Folha de S.Paulo

Quando o ódio sepulta a paz

Memória do último abraço entre um rabino e um palestino

- Clóvis Rossi Repórter especial, membro do Conselho Editorial da Folha e vencedor do prêmio Maria Moors Cabot

Confesso: fui um dos ingênuos que se entusiasma­ram com os Acordos de Oslo entre israelense­s e palestinos, que completara­m 25 anos na semana que passou.

Acreditava piamente que pavimentar­iam o caminho para a paz naquele pedacinho de mundo que, paradoxalm­ente, concentra as três religiões que, em tese, pregam a paz e uma insuportáv­el quantidade de sangue derramado.

Meu entusiasmo decorreu nem tanto dos termos do acordo em si. Tinha idade suficiente para saber que mesmo as mais belas palavras e intenções podem virar fumaça ou serem distorcida­s.

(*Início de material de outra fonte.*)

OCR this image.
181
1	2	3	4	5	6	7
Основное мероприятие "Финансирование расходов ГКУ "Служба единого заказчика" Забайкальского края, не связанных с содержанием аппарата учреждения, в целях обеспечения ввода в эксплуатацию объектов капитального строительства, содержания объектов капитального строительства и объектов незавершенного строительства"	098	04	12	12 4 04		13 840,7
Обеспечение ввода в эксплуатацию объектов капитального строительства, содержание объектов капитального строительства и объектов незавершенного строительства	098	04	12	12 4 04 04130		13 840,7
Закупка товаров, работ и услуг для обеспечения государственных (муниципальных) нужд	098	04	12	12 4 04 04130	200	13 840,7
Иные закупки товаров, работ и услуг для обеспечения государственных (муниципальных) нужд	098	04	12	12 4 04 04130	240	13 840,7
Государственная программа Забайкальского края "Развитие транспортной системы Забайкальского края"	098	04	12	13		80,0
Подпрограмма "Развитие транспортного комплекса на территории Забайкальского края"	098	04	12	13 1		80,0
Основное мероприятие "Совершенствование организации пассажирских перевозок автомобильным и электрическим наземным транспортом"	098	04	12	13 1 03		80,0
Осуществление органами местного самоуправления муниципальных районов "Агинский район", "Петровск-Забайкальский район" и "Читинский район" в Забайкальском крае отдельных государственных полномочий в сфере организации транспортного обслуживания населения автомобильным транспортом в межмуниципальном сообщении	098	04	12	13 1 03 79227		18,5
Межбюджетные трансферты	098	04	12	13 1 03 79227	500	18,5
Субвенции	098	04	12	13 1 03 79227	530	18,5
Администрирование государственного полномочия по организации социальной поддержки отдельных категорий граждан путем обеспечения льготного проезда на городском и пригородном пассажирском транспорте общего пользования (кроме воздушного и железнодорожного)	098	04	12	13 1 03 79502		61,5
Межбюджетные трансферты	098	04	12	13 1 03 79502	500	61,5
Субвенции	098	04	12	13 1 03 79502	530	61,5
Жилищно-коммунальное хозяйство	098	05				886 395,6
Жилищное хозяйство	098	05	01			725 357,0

O que me animou foi ter sido testemunha ocular de um encontro até então impensável entre um rabino (no caso, Henry Sobel, à época da Congregaçã­o Israelita Paulista) e o mais importante líder palestino, Iasser Arafat (aliás, um dos signatário­s dos Acordos de Oslo).

Sobel, que estava em Jerusalém para um congresso, me convidou (e a três outros jornalista­s) para acompanhá-lo à uma audiência com Arafat. Foi em 1994, dias depois da eleição para a Autoridade Palestina, um dos raríssimos pleitos no mundo muçulmano que a comunidade internacio­nal carimbou com as palavrinha­s mágicas “livre” e “justo”.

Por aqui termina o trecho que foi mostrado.